Florida towing company sued for selling Marine’s car while she was deployed to Okinawa
August 19, 2020
A Florida towing company that sold a Marine’s car while she was serving overseas is being sued by the Justice Department for violating her civil rights.
Prosecutors allege that Target Recovery Towing Inc. and Target Recovery & Transport Inc. of Tampa violated a federal law that protects service members from having their property sold “during any period of military service … and for 90 days thereafter” without the seller first obtaining a court order.
The towing company sold the 2011 Nissan Versa that then-Sgt. Jennifer Ko, who now goes by Jennifer Wilbur, left with her sister in Florida when she deployed to Okinawa in 2017 for about two years, according to the lawsuit filed Tuesday.
Lawyers for the towing company argued it had “no way of knowing that the subject vehicle … was owned by an active duty service member,” the complaint said.
But inside the car were documents showing Ko’s military status, the complaint said. And after towing the vehicle in March 2018, Target Recovery sent a letter to Ko at her unit, Combat Logistics Battalion 15 based at Camp Pendleton, Calif., advising her of their intent to sell the vehicle, it said.

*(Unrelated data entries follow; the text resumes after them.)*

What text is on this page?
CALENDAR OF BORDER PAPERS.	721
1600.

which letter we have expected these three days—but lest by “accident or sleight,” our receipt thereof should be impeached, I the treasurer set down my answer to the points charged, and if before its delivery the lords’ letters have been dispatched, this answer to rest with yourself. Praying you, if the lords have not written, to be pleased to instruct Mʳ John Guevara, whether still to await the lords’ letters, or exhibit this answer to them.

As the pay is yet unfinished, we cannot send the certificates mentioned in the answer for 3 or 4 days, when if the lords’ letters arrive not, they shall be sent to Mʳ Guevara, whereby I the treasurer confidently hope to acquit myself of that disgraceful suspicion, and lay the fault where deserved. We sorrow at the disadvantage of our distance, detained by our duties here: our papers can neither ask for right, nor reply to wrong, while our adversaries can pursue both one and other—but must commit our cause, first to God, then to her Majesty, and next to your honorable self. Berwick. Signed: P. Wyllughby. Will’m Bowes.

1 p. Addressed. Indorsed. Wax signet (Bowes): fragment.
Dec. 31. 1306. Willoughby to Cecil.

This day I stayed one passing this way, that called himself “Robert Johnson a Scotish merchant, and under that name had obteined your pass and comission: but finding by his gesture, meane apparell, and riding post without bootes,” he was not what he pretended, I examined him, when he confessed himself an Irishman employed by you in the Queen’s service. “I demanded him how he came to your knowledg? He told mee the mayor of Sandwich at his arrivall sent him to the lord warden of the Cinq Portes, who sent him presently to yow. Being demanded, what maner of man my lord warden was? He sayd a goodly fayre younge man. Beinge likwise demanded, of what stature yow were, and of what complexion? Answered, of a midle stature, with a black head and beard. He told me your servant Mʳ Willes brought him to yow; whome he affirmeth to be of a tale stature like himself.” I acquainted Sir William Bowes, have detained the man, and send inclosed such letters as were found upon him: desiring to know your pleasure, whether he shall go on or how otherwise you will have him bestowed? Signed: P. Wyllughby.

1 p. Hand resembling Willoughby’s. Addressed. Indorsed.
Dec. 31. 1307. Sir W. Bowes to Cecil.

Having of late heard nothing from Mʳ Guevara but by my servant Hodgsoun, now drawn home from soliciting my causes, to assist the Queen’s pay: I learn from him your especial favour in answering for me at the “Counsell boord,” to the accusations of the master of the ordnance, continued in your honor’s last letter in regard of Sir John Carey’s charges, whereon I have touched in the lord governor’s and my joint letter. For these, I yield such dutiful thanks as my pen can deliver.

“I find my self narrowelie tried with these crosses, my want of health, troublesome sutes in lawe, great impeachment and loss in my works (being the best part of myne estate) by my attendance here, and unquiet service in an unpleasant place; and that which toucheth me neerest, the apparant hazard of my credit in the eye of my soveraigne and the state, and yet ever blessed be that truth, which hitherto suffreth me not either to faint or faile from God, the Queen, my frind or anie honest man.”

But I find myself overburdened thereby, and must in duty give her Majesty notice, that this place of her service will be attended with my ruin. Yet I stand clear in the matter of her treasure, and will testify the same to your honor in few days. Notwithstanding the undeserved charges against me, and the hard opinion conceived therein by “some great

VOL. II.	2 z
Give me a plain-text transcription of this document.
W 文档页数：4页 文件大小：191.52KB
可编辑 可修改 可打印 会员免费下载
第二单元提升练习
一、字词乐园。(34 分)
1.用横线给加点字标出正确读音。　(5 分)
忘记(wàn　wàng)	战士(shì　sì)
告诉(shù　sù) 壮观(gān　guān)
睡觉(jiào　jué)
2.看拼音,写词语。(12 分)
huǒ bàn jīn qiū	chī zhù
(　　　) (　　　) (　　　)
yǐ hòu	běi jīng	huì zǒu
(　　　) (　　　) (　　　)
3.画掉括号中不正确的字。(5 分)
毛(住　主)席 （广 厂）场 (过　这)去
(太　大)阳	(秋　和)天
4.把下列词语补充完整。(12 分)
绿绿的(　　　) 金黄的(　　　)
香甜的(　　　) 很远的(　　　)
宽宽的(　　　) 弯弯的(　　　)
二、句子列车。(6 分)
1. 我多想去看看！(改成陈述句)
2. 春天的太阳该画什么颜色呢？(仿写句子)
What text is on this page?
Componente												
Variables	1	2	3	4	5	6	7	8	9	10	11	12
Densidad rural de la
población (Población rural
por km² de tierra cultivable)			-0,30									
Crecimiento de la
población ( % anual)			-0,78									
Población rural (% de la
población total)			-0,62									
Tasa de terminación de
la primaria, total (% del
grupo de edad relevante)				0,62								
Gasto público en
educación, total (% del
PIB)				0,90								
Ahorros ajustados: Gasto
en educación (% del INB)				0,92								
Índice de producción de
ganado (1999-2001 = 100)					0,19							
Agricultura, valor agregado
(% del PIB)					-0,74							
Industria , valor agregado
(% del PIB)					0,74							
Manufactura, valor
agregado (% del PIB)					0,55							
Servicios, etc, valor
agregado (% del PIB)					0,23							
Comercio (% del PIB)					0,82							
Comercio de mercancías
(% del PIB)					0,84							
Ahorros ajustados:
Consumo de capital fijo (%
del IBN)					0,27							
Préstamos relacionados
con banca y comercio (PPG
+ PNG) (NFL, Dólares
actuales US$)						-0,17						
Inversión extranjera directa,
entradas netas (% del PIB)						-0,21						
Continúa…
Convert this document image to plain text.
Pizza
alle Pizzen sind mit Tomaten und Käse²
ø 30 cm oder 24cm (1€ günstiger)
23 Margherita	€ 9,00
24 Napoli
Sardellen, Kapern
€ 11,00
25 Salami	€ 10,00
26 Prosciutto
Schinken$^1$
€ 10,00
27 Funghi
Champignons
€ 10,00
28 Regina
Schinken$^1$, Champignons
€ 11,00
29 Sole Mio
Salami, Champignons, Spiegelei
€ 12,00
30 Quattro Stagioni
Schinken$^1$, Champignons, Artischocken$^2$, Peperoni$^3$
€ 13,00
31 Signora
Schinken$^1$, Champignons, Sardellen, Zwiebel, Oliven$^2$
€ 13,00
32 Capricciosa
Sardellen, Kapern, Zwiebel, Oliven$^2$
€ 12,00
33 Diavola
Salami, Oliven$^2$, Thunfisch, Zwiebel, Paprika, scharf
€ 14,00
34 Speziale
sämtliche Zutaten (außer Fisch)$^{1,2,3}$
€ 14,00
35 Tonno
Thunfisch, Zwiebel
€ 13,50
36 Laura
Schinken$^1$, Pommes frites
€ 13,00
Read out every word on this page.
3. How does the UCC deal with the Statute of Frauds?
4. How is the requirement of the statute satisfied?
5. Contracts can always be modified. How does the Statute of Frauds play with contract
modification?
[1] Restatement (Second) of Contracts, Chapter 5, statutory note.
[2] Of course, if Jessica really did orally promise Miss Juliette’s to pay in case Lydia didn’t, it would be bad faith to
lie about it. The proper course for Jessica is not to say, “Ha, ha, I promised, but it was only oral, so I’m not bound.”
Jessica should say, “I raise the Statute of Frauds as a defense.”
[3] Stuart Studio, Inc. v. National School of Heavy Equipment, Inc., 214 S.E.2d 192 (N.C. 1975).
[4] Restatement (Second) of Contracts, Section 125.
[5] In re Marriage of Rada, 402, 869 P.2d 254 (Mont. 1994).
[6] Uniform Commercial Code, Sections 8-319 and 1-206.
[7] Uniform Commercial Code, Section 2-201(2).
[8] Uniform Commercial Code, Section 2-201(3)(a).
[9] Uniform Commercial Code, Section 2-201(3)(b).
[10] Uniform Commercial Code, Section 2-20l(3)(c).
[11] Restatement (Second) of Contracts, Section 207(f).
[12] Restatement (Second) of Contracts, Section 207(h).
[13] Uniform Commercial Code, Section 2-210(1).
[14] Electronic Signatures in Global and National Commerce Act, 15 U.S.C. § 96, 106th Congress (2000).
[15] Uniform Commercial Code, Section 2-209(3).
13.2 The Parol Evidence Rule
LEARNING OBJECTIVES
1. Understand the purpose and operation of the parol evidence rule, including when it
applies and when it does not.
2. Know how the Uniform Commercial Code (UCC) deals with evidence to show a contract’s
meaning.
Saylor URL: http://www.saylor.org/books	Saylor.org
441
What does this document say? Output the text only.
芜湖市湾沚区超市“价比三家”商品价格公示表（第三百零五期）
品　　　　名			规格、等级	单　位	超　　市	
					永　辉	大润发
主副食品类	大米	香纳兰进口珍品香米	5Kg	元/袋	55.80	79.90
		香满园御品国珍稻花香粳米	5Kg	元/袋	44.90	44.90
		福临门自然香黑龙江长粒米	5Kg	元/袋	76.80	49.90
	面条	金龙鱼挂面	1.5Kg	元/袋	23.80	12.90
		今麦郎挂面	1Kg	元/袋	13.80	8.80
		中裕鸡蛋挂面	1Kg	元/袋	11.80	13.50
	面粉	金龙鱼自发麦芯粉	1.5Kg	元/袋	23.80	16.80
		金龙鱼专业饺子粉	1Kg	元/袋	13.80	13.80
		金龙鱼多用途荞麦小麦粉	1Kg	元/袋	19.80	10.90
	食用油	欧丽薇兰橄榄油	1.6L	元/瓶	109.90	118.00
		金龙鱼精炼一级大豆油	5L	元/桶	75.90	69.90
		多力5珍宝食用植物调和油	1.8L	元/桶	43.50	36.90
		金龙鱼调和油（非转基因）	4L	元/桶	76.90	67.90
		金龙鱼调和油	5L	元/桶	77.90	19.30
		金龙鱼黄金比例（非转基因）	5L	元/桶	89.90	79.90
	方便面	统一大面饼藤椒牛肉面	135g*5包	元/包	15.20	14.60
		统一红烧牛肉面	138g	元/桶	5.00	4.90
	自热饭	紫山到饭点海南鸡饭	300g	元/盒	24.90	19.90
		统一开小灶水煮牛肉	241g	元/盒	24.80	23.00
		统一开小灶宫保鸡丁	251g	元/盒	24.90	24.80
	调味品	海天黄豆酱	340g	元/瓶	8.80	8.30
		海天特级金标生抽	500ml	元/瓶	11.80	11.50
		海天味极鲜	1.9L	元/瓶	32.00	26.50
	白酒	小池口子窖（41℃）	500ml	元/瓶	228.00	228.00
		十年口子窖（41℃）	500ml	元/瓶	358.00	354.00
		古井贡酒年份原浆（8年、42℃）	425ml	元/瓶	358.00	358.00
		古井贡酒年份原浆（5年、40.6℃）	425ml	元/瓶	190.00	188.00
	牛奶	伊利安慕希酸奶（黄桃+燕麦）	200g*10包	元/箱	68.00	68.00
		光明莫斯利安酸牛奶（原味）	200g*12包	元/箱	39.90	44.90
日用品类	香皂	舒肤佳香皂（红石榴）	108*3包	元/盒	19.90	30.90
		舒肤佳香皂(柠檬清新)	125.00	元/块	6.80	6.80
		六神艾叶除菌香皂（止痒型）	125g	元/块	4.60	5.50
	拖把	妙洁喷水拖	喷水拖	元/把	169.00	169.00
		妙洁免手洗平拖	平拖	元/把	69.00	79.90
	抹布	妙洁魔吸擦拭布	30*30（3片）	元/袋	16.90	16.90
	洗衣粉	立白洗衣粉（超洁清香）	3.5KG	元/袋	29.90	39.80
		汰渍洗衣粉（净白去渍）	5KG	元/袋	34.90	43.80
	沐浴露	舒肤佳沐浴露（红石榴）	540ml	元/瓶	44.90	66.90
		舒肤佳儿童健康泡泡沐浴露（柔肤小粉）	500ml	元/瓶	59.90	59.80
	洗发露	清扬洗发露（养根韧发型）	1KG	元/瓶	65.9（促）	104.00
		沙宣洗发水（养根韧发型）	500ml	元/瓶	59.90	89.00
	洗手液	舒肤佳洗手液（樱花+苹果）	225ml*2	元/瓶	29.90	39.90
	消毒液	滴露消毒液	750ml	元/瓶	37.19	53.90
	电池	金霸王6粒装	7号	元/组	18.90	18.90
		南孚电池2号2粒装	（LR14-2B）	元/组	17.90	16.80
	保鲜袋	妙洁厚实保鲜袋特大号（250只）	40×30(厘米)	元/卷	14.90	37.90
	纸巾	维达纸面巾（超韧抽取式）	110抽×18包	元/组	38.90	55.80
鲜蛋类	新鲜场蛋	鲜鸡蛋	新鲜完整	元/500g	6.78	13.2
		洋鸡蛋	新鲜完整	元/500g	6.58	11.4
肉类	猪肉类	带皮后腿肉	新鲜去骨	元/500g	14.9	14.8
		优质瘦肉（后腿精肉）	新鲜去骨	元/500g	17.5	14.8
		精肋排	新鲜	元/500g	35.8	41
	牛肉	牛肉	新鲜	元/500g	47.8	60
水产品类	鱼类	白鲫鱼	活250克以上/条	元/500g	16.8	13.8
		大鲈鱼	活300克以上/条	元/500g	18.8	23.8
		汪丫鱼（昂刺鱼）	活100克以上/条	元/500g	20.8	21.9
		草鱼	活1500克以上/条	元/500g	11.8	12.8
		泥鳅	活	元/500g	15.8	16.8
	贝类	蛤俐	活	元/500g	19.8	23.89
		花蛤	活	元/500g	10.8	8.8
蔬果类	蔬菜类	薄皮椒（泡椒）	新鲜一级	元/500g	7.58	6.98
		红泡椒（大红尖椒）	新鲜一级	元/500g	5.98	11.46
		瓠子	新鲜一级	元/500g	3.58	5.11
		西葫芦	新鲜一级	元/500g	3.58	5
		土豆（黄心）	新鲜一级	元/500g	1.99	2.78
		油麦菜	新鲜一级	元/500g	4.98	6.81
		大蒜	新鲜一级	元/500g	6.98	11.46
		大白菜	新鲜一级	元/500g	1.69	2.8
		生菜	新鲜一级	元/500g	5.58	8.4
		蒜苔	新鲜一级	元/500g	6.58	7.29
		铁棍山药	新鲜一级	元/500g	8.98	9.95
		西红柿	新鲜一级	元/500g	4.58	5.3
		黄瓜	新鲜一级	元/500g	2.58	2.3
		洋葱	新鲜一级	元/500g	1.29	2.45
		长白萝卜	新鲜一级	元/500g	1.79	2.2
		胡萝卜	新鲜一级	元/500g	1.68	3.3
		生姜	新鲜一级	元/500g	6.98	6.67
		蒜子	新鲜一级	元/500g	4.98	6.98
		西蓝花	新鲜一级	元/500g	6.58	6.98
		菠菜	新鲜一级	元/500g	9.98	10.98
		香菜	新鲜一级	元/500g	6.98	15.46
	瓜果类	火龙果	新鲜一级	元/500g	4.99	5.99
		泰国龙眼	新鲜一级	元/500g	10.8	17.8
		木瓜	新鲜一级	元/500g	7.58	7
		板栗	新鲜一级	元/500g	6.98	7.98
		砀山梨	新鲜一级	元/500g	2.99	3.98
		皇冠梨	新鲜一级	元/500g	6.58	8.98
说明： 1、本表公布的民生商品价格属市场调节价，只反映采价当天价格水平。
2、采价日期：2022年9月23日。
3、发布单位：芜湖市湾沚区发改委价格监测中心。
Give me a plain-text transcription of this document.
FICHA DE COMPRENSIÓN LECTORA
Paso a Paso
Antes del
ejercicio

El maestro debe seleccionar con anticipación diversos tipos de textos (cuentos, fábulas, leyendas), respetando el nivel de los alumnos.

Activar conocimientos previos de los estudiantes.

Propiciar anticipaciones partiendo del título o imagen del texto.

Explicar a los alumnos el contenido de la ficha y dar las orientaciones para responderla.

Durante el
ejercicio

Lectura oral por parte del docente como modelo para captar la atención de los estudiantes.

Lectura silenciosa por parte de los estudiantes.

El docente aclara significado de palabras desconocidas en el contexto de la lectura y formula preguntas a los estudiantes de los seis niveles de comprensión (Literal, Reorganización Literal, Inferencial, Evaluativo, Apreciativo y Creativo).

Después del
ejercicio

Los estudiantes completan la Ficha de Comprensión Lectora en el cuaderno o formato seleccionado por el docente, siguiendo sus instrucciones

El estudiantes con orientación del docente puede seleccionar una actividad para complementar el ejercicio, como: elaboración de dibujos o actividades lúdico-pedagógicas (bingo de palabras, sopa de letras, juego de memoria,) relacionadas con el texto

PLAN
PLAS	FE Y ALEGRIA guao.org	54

The letter was returned to them in May 2018 marked “addressee unknown.” Less than a week later, “despite having ample evidence that Sgt. Ko was an active duty service member, the Target Defendants auctioned off her 2011 Nissan Versa without first obtaining a court order,” the complaint said.
Ko, who was honorably discharged this year, appeared to have been unaware that her car had been sold and continued to make monthly payments on it while she was overseas. She returned to the U.S. in early 2019.
“Imagine returning home after honorably serving your country only to find that your sole means of transportation and its contents are gone and lost to you forever as a result of a towing company’s callous disregard of the law,” U.S. Assistant Attorney General Eric Dreiband said in a statement.
The lawsuit seeks financial compensation for Ko and unspecified civil penalties against the towing company, which it said had a practice of not seeking court orders before selling off service members’ property and has been inactive since the fall 2018.